Chi ha pagato? chiediamo a Sarah. «Non lo so», risponde. Ma aggiunge che per la sua liberazione si erano mobilitate diverse diplomazie, in particolare quella di Oman, dove è stata trasferita prima di tornare negli Usa. Ma ci sono altri paesi, come la Turchia e il Brasile impegnati per ottenere la liberazione anche di Shane e Josh. Per loro la situazione è più complicata: la terza seduta del processo sarebbe stata sospesa perché Sarah non è ritornata in Iran. Lei dice che non può tornare perché sta ancora male ed è facile immaginare il suo stress dopo 14 mesi trascorsi isolata in una cella del carcere di Evin. «Sto ancora più male all’idea di quello che potrà accadere a Shane e Josh, loro sono rinchiusi da 21 mesi e non posso nemmeno immaginare quanto sia costato loro».

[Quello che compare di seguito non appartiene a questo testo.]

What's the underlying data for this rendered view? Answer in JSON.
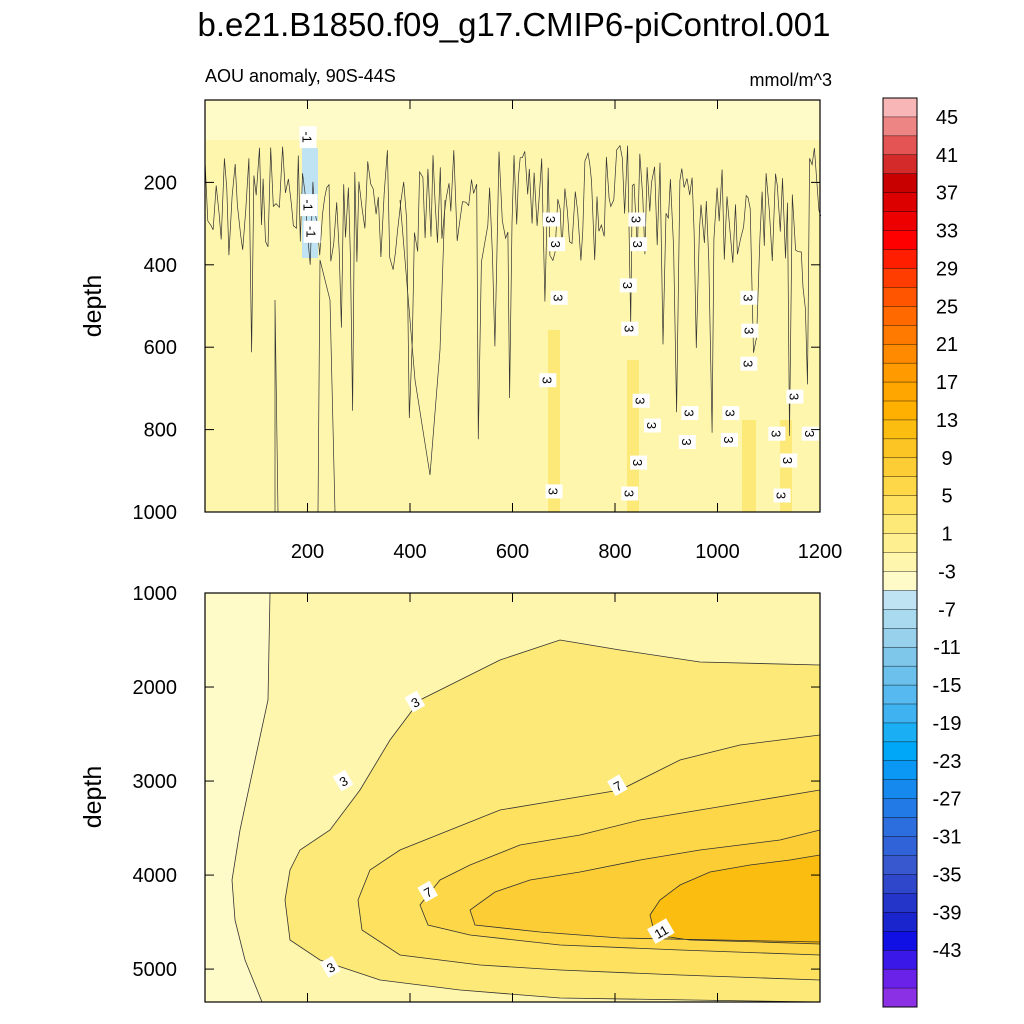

Sarah ha fatto presente alle autorità iraniane le sue condizioni ma l’unica risposta è stata che se non ritorna a Teheran i 500.000 dollari saranno confiscati.
L’avvocato Shafiee – che Sarah definisce «molto coraggioso» – sostiene che il processo, secondo la legge iraniana, non deve fermarsi per l’assenza di un imputato che può essere condannato in contumacia. Ma le autorità iraniane non si curano di queste obiezioni e violano la legge iraniana e tutti gli standard internazionali previsti per un processo equo, come ha denunciato Hassiba Hadj Sahraoui, di Amnesty international. «Non abbiamo commesso nessun crimine», ripete Sarah. Ma l’impressione è che la liberazione dei due giovani americani non dipenda dall’esito del processo ma da altri negoziati in corso con gli Stati uniti, come era avvenuto per la francese Clotilde Reiss. La studentessa di Lille era stata accusata di spionaggio per aver partecipato alle manifestazioni che si erano svolte a Tehran dopo la rielezione di Ahmadinejad nel giugno del 2009, ma era stata liberata nel maggio scorso pochi giorni dopo il rilascio in Francia di Ali Vakili Rad, condannato per l’assassinio avvenuto nel 1991 nella periferia di Parigi di Shapour Bakhtiar, primo ministro ai tempi dello shah.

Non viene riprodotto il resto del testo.